All SATA drives listed have MTTF (== MTBF?) of > 1.0 million hours which is
characteristic of enterprise drives as Erik Quanstrom pointed out earlier
on this thread. The 7200s have an MTBF of around 0.75 million hours in
contrast to RE4s with > 1.0-million-hour MTBF.
--On Tuesday, September 22, 2009 00:35 +0100 Eris Discordia
<eris.discor...@gmail.com> wrote:
What I haven't found is a decent, no frills, sata/e-sata enclosure for a
home system.
Depending on where you are, where you can purchase from, and how much you
want to pay you may be able to get yourself ICY DOCK or Chieftec
enclosures that fit the description. ICY DOCK's 5-bay enclosure seemed a
fine choice to me although somewhat expensive (slightly over 190 USD, I
seem to remember).
-------------------------------------------------------------------------
-------
Related to the subject of drive reliability:
A common misconception is that "server-grade" drives fail less frequently
than consumer-grade drives. Two different, independent studies, by
Carnegie Mellon University and Google, have shown that failure rates are
largely independent of the supposed "grade" of the drive.

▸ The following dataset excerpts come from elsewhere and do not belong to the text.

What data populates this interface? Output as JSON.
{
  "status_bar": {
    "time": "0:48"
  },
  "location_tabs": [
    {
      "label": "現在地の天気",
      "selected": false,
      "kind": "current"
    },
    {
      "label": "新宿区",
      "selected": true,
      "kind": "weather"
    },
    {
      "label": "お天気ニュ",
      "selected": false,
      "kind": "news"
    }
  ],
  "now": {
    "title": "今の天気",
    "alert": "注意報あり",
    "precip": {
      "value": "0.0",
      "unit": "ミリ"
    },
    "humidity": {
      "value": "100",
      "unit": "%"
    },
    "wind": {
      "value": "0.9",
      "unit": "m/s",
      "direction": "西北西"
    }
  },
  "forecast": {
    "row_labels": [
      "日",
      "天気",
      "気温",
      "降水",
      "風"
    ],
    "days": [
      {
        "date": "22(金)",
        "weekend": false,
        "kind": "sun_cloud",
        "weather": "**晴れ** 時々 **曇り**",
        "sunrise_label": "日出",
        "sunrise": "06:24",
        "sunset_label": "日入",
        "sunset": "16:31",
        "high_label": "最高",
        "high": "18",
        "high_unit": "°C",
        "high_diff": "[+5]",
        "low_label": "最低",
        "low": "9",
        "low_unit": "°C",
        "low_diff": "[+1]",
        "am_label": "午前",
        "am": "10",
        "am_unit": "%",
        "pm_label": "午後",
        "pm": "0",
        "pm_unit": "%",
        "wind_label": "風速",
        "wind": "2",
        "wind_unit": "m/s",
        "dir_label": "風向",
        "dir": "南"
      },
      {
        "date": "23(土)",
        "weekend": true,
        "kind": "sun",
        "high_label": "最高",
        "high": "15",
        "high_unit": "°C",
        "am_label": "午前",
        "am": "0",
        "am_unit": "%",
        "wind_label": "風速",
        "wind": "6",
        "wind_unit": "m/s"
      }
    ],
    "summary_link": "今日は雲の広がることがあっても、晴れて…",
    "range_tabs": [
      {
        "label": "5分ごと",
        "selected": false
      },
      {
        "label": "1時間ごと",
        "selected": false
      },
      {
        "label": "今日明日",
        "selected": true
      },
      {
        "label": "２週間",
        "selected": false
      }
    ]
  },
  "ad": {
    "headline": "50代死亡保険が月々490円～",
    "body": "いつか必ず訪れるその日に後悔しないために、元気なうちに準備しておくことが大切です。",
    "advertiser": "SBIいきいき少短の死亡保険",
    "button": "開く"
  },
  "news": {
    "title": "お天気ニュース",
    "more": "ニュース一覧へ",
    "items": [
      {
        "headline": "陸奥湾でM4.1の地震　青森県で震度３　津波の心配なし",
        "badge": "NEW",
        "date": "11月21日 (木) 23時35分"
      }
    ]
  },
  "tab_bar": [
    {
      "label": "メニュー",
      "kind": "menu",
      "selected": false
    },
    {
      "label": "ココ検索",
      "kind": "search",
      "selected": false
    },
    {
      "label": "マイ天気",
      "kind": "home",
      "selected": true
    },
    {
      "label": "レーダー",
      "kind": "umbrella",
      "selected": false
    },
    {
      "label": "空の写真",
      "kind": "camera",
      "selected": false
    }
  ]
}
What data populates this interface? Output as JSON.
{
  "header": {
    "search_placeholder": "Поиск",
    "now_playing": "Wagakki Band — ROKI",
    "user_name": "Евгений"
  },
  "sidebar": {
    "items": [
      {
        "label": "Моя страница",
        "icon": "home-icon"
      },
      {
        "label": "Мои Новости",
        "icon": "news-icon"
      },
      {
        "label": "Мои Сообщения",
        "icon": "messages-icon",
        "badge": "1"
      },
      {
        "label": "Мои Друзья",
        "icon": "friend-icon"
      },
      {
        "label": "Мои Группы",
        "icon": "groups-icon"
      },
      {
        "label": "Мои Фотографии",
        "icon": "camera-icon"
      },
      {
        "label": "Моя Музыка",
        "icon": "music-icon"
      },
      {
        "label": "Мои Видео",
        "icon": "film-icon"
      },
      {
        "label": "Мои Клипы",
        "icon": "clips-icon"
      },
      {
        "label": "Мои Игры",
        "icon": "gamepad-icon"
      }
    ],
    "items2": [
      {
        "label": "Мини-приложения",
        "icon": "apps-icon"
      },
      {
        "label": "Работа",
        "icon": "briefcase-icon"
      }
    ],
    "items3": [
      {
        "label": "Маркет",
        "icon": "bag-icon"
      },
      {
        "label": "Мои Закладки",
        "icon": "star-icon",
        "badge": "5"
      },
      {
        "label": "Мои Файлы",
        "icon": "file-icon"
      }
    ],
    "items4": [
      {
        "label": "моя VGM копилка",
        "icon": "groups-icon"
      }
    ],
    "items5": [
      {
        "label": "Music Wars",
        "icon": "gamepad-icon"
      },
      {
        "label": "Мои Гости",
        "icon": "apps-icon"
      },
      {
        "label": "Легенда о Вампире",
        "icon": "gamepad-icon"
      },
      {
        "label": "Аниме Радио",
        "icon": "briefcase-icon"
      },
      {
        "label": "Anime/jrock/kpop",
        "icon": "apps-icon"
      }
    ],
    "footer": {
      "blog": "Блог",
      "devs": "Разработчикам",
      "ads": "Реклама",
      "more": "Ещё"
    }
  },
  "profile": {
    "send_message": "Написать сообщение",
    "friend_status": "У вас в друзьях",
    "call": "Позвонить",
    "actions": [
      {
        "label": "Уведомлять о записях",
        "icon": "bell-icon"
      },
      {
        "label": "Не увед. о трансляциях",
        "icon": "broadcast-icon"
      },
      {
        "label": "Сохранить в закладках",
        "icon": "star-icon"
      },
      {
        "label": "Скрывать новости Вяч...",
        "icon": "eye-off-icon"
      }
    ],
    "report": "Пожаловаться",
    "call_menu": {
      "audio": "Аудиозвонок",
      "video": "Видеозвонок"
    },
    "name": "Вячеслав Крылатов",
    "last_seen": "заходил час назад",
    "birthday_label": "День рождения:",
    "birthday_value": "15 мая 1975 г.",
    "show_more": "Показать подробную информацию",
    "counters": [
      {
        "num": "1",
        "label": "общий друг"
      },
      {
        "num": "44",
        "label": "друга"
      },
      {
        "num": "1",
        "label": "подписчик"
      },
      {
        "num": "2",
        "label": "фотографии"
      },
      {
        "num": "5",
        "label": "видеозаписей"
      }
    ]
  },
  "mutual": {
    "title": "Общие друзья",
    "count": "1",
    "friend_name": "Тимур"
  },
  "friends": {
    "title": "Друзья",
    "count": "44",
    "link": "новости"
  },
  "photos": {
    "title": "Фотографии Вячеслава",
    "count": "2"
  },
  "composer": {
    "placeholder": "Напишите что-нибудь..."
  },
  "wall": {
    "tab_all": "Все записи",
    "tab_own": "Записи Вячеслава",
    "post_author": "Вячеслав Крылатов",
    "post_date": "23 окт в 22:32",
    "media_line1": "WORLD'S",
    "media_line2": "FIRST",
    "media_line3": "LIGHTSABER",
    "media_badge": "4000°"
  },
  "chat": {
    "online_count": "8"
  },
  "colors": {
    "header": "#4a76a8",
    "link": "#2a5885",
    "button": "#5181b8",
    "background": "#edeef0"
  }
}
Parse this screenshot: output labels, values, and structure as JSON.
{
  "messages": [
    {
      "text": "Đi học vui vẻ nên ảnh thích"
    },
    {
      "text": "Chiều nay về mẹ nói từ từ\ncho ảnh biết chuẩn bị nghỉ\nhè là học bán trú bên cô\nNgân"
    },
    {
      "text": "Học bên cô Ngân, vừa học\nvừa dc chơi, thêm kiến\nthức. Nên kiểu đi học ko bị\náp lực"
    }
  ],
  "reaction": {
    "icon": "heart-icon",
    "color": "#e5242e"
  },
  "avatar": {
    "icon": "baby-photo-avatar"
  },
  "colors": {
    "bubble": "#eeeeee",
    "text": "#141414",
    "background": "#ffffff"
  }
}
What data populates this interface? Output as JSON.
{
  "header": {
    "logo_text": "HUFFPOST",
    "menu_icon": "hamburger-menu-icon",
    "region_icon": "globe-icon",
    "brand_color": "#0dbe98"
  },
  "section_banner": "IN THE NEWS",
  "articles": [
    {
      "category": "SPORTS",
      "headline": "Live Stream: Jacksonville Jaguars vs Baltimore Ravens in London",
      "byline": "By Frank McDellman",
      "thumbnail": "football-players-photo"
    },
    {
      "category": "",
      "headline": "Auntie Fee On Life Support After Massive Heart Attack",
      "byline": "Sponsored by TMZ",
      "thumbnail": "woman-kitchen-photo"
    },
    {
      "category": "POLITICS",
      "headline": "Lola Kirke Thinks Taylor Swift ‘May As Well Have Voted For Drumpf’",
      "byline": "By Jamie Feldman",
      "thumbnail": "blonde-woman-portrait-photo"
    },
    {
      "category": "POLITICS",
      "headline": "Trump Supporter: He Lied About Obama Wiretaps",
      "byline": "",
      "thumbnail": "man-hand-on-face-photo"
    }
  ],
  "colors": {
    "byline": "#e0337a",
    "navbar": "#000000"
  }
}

-- <http://en.wikipedia.org/wiki/RAID>
The paragraph cites this as its source:
--
<http://searchstorage.techtarget.com/magazineFeature/0,296894,sid5_gci125
9075,00.html>
(full text available only to registered users; registration is free,
which begs the question of why they've decided to pester penniless
readers with questions their "corporation's" number of employees and IT
expenses)
which has derived its content from this study:
<http://www.usenix.org/events/fast07/tech/schroeder/schroeder_html/index.
html>
I couldn't find the other study, "independent" from this first.
--On Monday, September 21, 2009 15:07 -0700 Bakul Shah
<bakul+pl...@bitblocks.com> wrote:
On Mon, 21 Sep 2009 16:30:25 EDT erik quanstrom <quans...@quanstro.net>
wrote:
> > i think the lesson here is don't by cheep drives; if you
> > have enterprise drives at 1e-15 error rate, the fail rate
> > will be 0.8%. of course if you don't have a raid, the fail
> > rate is 100%.
> >
> > if that's not acceptable, then use raid 6.
>
> Hopefully Raid 6 or zfs's raidz2 works well enough with cheap
> drives!
don't hope. do the calculations. or simulate it.
The "hopefully" part was due to power supplies, fans, mobos.
I can't get hold of their reliability data (not that I have
tried very hard). Ignoring that, raidz2 (+ venti) is good
enough for my use.
this is a pain in the neck as it's a function of ber,
mtbf, rebuild window and number of drives.
i found that not having a hot spare can increase
your chances of a double failure by an order of
magnitude. the birthday paradox never ceases to
amaze.
I plan to replace one disk every 6 to 9 months or so. In a
3+2 raidz2 array disks will be swapped out in 2.5 to 3.75
years in the worst case. What I haven't found is a decent,
no frills, sata/e-sata enclosure for a home system.